The trail leveled out the final stretch as we walked on a very wide ridgeline just over 7000′. This was the first time I had hiked at this elevation in a long time, and out of no where a wave of sillies hit me like a flapping fish tail. It didn’t last long, but I couldn’t stop laughing and the feeling was fleetingly comparable to that moment when exhaustion kicks in yet somehow delivers a wave of hyperactivity.
This trail continues all the way to the town of East Glacier Park onto the Mt. Henry Trail, but our hike ended at the tip top of Scenic Point. The view at the point provided a different angle of Two Medicine Lake (on the left) and Lower Two Medicine Lake (on the right) as well as stunning views of the entire Two Medicine Valley.
After soaking up the views for about 20 minutes we made our way back towards the car. By this time more hikers had begun their trek, and I was thankful to have made it to our summit in time to experience the scenery without anyone else around. The hike down was mostly uneventful, the sun started to come out in waves providing different lighting on the same peaks.
We had a run in with another sheep, but this time we were sheep professionals and traversed around him a bit.
Our hike finished shortly after 1330, and on our way out of the park we decided to make a pit stop at Running Eagle Falls. This location was a night and day difference with regard to how many people we saw. This is a half mile trail that leads to a waterfall, and is easily accessible by most. Hence why we saw so many other people.

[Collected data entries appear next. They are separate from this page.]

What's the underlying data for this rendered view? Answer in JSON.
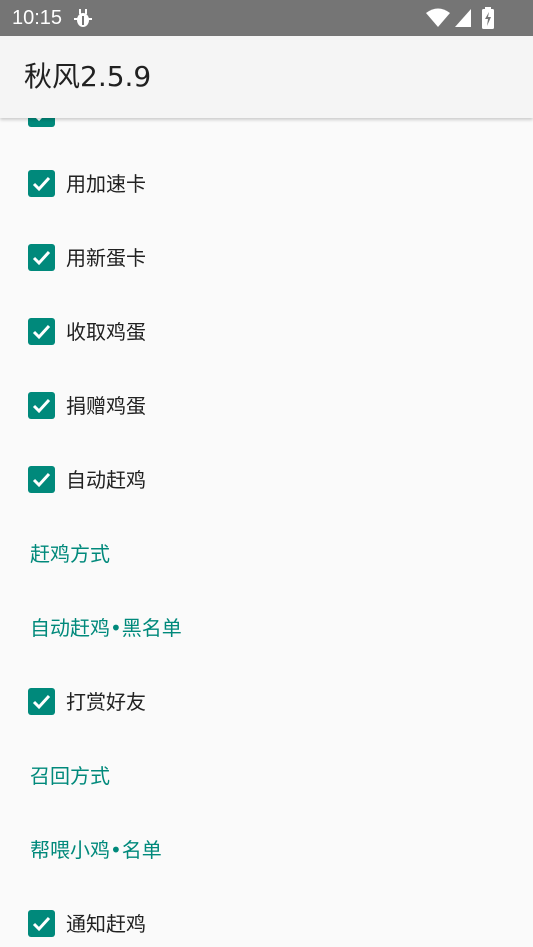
{
  "status_bar": {
    "time": "10:15",
    "icons": [
      "bug-icon",
      "wifi-icon",
      "signal-icon",
      "battery-charging-icon"
    ]
  },
  "app_bar": {
    "title": "秋风2.5.9"
  },
  "settings": {
    "accent_color": "#00897b",
    "items": [
      {
        "type": "checkbox",
        "label": "",
        "checked": true
      },
      {
        "type": "checkbox",
        "label": "用加速卡",
        "checked": true
      },
      {
        "type": "checkbox",
        "label": "用新蛋卡",
        "checked": true
      },
      {
        "type": "checkbox",
        "label": "收取鸡蛋",
        "checked": true
      },
      {
        "type": "checkbox",
        "label": "捐赠鸡蛋",
        "checked": true
      },
      {
        "type": "checkbox",
        "label": "自动赶鸡",
        "checked": true
      },
      {
        "type": "link",
        "label": "赶鸡方式"
      },
      {
        "type": "link",
        "label": "自动赶鸡•黑名单"
      },
      {
        "type": "checkbox",
        "label": "打赏好友",
        "checked": true
      },
      {
        "type": "link",
        "label": "召回方式"
      },
      {
        "type": "link",
        "label": "帮喂小鸡•名单"
      },
      {
        "type": "checkbox",
        "label": "通知赶鸡",
        "checked": true
      }
    ]
  }
}
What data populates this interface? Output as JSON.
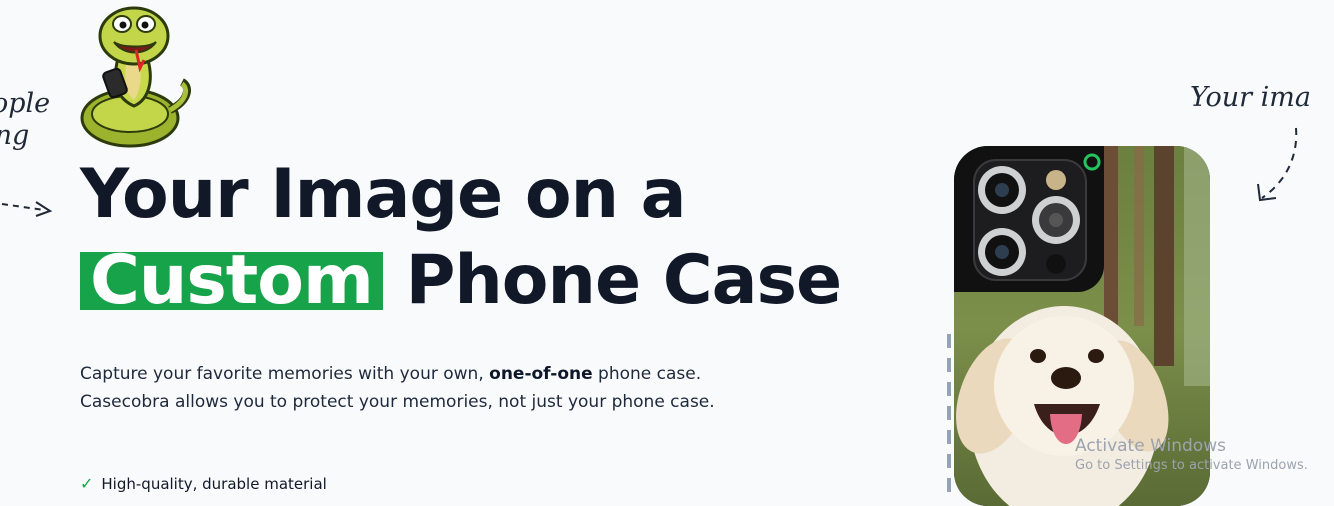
{
  "annotations": {
    "left_note_line1": "ople",
    "left_note_line2": "ing",
    "right_note": "Your ima"
  },
  "hero": {
    "title_line1": "Your Image on a",
    "title_highlight": "Custom",
    "title_rest": "Phone Case",
    "description_part1": "Capture your favorite memories with your own, ",
    "description_bold": "one-of-one",
    "description_part2": " phone case. Casecobra allows you to protect your memories, not just your phone case.",
    "features": [
      "High-quality, durable material"
    ]
  },
  "icons": {
    "mascot": "snake-mascot-icon",
    "check": "check-icon"
  },
  "colors": {
    "accent": "#16a34a",
    "background": "#f8fafc",
    "text": "#111827"
  },
  "system_overlay": {
    "line1": "Activate Windows",
    "line2": "Go to Settings to activate Windows."
  }
}
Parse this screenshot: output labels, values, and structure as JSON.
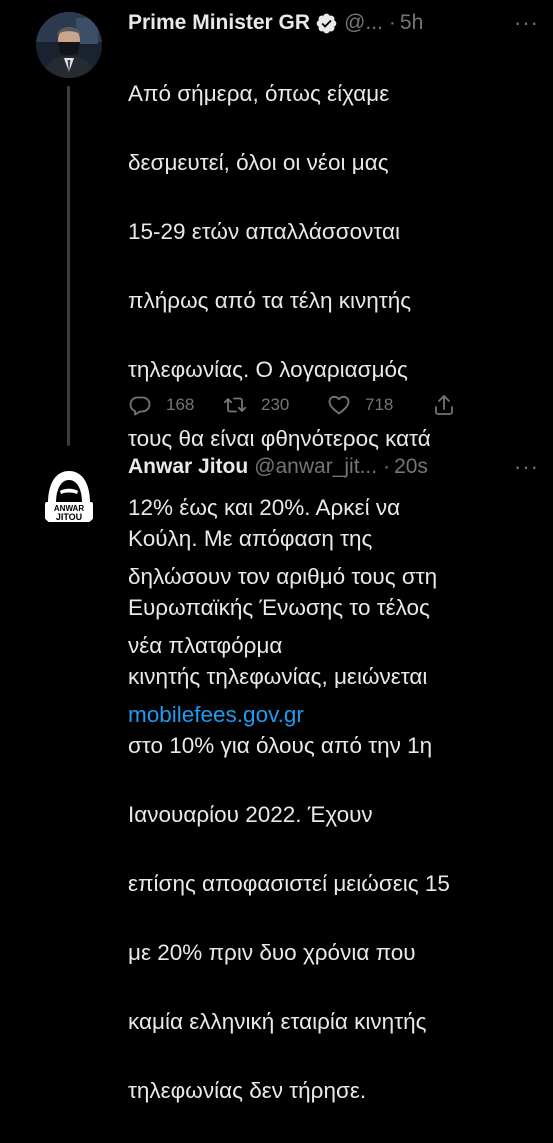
{
  "tweets": [
    {
      "display_name": "Prime Minister GR",
      "handle": "@...",
      "time": "5h",
      "more": "···",
      "text_lines": [
        "Από σήμερα, όπως είχαμε",
        "δεσμευτεί, όλοι οι νέοι μας",
        "15-29 ετών απαλλάσσονται",
        "πλήρως από τα τέλη κινητής",
        "τηλεφωνίας. Ο λογαριασμός",
        "τους θα είναι φθηνότερος κατά",
        "12% έως και 20%. Αρκεί να",
        "δηλώσουν τον αριθμό τους στη",
        "νέα πλατφόρμα"
      ],
      "link": "mobilefees.gov.gr",
      "replies": "168",
      "retweets": "230",
      "likes": "718"
    },
    {
      "display_name": "Anwar Jitou",
      "handle": "@anwar_jit...",
      "time": "20s",
      "more": "···",
      "avatar_text_1": "ANWAR",
      "avatar_text_2": "JITOU",
      "text_lines": [
        "Κούλη. Με απόφαση της",
        "Ευρωπαϊκής Ένωσης το τέλος",
        "κινητής τηλεφωνίας, μειώνεται",
        "στο 10% για όλους από την 1η",
        "Ιανουαρίου 2022. Έχουν",
        "επίσης αποφασιστεί μειώσεις 15",
        "με 20% πριν δυο χρόνια που",
        "καμία ελληνική εταιρία κινητής",
        "τηλεφωνίας δεν τήρησε."
      ]
    }
  ],
  "colors": {
    "background": "#000000",
    "text": "#e7e9ea",
    "muted": "#71767b",
    "link": "#1d9bf0",
    "thread_line": "#3a3d41"
  }
}
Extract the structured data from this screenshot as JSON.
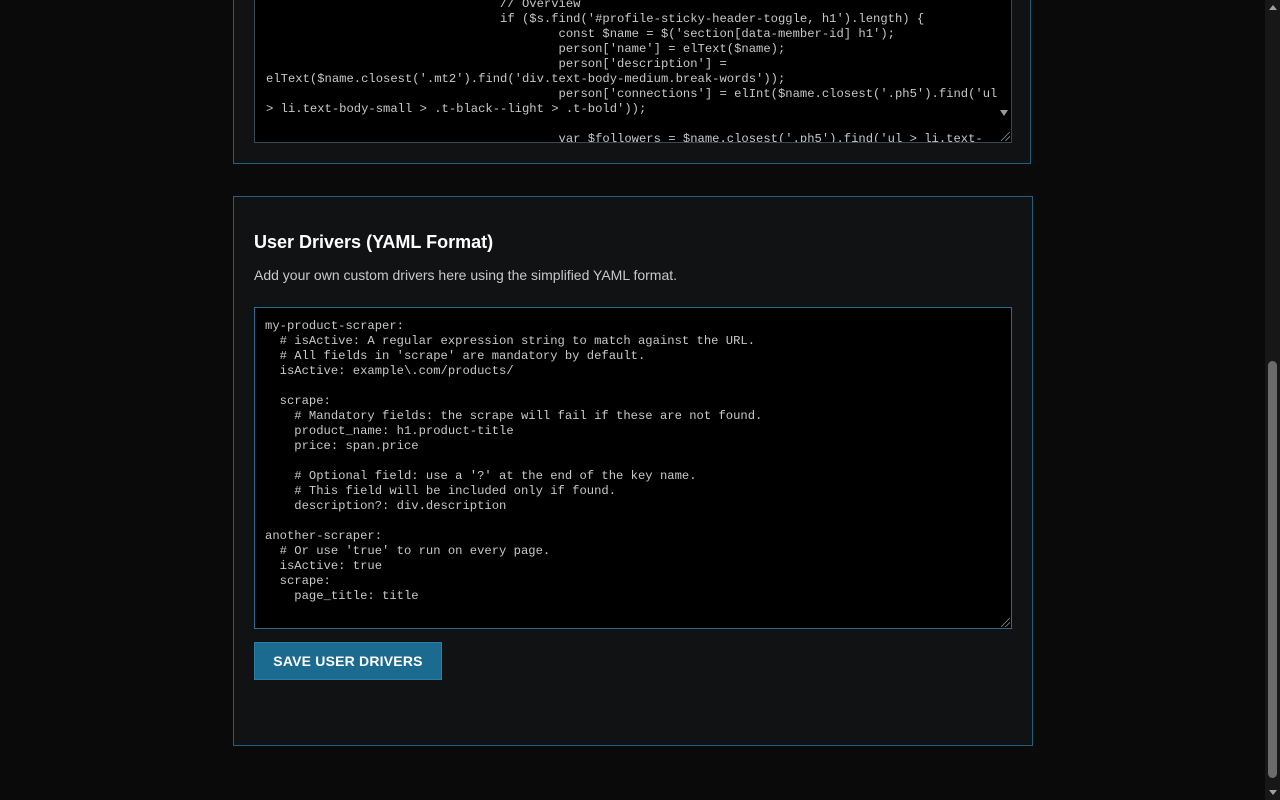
{
  "top_editor": {
    "code": "                                // Overview\n                                if ($s.find('#profile-sticky-header-toggle, h1').length) {\n                                        const $name = $('section[data-member-id] h1');\n                                        person['name'] = elText($name);\n                                        person['description'] =\nelText($name.closest('.mt2').find('div.text-body-medium.break-words'));\n                                        person['connections'] = elInt($name.closest('.ph5').find('ul\n> li.text-body-small > .t-black--light > .t-bold'));\n\n                                        var $followers = $name.closest('.ph5').find('ul > li.text-"
  },
  "user_drivers": {
    "title": "User Drivers (YAML Format)",
    "description": "Add your own custom drivers here using the simplified YAML format.",
    "yaml": "my-product-scraper:\n  # isActive: A regular expression string to match against the URL.\n  # All fields in 'scrape' are mandatory by default.\n  isActive: example\\.com/products/\n\n  scrape:\n    # Mandatory fields: the scrape will fail if these are not found.\n    product_name: h1.product-title\n    price: span.price\n\n    # Optional field: use a '?' at the end of the key name.\n    # This field will be included only if found.\n    description?: div.description\n\nanother-scraper:\n  # Or use 'true' to run on every page.\n  isActive: true\n  scrape:\n    page_title: title",
    "save_label": "SAVE USER DRIVERS"
  },
  "theme": {
    "accent": "#1b6a8f",
    "border": "#1f5f7f",
    "background": "#0a0a0a",
    "panel": "#111214"
  }
}
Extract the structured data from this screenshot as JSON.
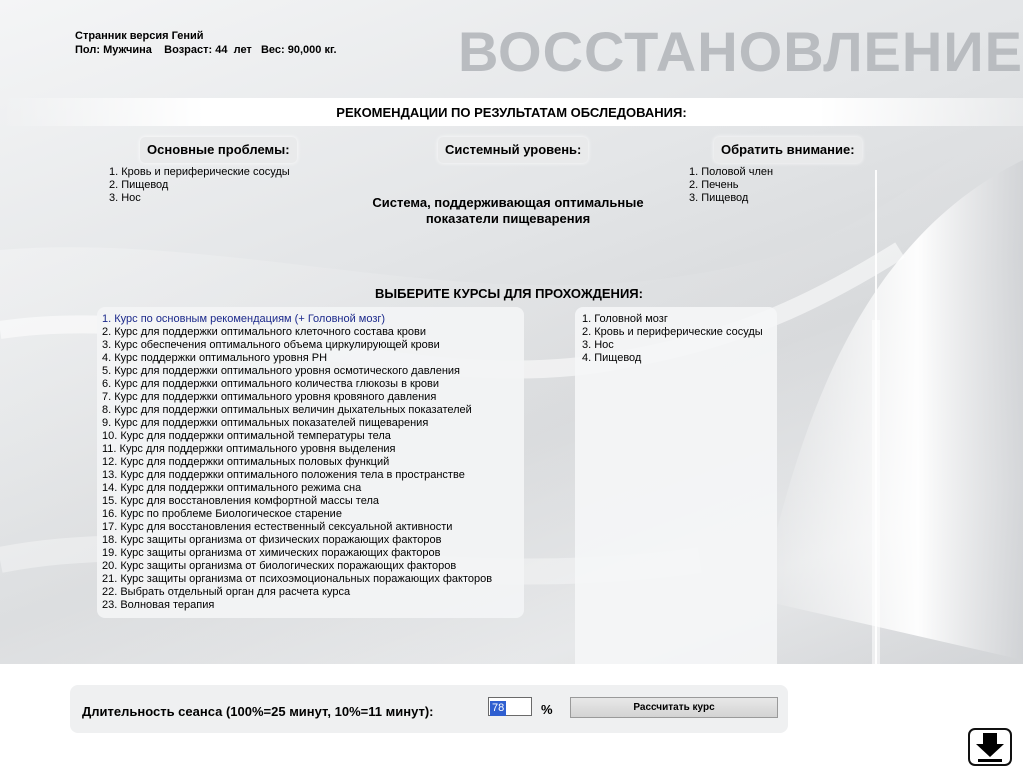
{
  "header": {
    "app_title": "Странник версия Гений",
    "gender_label": "Пол:",
    "gender_value": "Мужчина",
    "age_label": "Возраст:",
    "age_value": "44",
    "age_unit": "лет",
    "weight_label": "Вес:",
    "weight_value": "90,000",
    "weight_unit": "кг.",
    "big_heading": "ВОССТАНОВЛЕНИЕ"
  },
  "recommendations": {
    "heading": "РЕКОМЕНДАЦИИ ПО РЕЗУЛЬТАТАМ ОБСЛЕДОВАНИЯ:",
    "main_problems": {
      "title": "Основные проблемы:",
      "items": [
        "1. Кровь и периферические сосуды",
        "2. Пищевод",
        "3. Нос"
      ]
    },
    "system_level": {
      "title": "Системный уровень:",
      "text_line1": "Система, поддерживающая оптимальные",
      "text_line2": "показатели пищеварения"
    },
    "attention": {
      "title": "Обратить внимание:",
      "items": [
        "1. Половой член",
        "2. Печень",
        "3. Пищевод"
      ]
    }
  },
  "courses": {
    "heading": "ВЫБЕРИТЕ КУРСЫ ДЛЯ ПРОХОЖДЕНИЯ:",
    "selected_index": 0,
    "items": [
      "1. Курс по основным рекомендациям (+ Головной мозг)",
      "2. Курс для поддержки оптимального клеточного состава крови",
      "3. Курс  обеспечения оптимального объема циркулирующей крови",
      "4. Курс поддержки оптимального уровня PH",
      "5. Курс для поддержки оптимального уровня осмотического давления",
      "6. Курс для поддержки оптимального количества глюкозы в крови",
      "7. Курс для поддержки оптимального уровня кровяного давления",
      "8. Курс для поддержки оптимальных величин дыхательных показателей",
      "9. Курс для поддержки оптимальных показателей пищеварения",
      "10. Курс для поддержки оптимальной температуры тела",
      "11. Курс для поддержки оптимального уровня выделения",
      "12. Курс для поддержки оптимальных половых функций",
      "13. Курс для поддержки оптимального положения тела в пространстве",
      "14. Курс для поддержки оптимального режима сна",
      "15. Курс для восстановления комфортной массы тела",
      "16. Курс по проблеме Биологическое старение",
      "17. Курс для восстановления естественный сексуальной активности",
      "18. Курс защиты организма от физических поражающих факторов",
      "19. Курс защиты организма от химических поражающих факторов",
      "20. Курс защиты организма от биологических поражающих факторов",
      "21. Курс защиты организма от психоэмоциональных поражающих факторов",
      "22. Выбрать отдельный орган для расчета курса",
      "23. Волновая терапия"
    ],
    "selected_items": [
      "1. Головной мозг",
      "2. Кровь и периферические сосуды",
      "3. Нос",
      "4. Пищевод"
    ]
  },
  "session": {
    "duration_label": "Длительность сеанса (100%=25 минут, 10%=11 минут):",
    "duration_value": "78",
    "percent_sign": "%",
    "calc_button": "Рассчитать курс"
  },
  "icons": {
    "nav_button": "download-arrow-icon"
  },
  "colors": {
    "heading_gray": "#b9bcc0",
    "selection_blue": "#2f5fd0",
    "selected_item_text": "#1c2a8c"
  }
}
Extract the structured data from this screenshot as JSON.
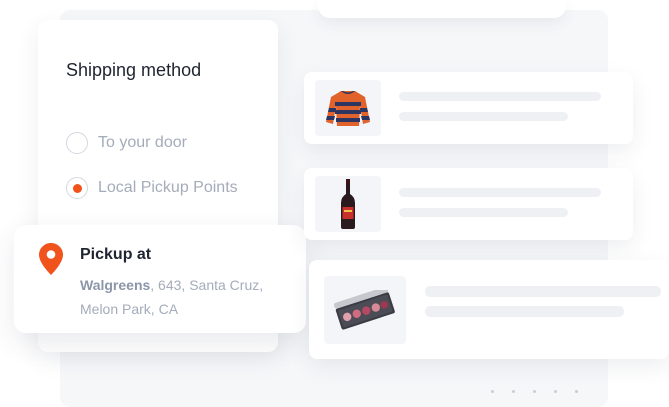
{
  "shipping": {
    "title": "Shipping method",
    "options": [
      {
        "label": "To your door",
        "selected": false
      },
      {
        "label": "Local Pickup Points",
        "selected": true
      }
    ]
  },
  "pickup": {
    "heading": "Pickup at",
    "store": "Walgreens",
    "address_rest": ", 643, Santa Cruz, Melon Park, CA"
  },
  "products": [
    {
      "icon": "sweater-icon"
    },
    {
      "icon": "wine-bottle-icon"
    },
    {
      "icon": "makeup-palette-icon"
    }
  ],
  "colors": {
    "accent": "#f0531c",
    "text": "#1f2430",
    "muted": "#a4acba"
  }
}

This one was a take it or leave it view for me, but I’m glad we stopped to see it.
And just like that, our very quick trip to GNP had come to an end. Scenic Point really sealed the deal for me with this trip, which is funny because this was not a hike I had even considered before we arrived. It’s moments like these that continue to remind me to be more flexible. I chalked this visit up to be more of a learning experience, and now I know what to do differently for my next visit.
Montana blew my mind, and I now have a desire to spend some of my life living there. Whether it be for 6 months or 6 years, there is something captivating about this beautiful state. Next up: adventures in the Sawtooth Wilderness, a place that also blew my mind. I miss Europe like crazy, but exploring my home country sure is fun too.
Q: What’s your favorite National Park? I have now been to nine (United States) National Parks, and Yellowstone will forever hold my heart.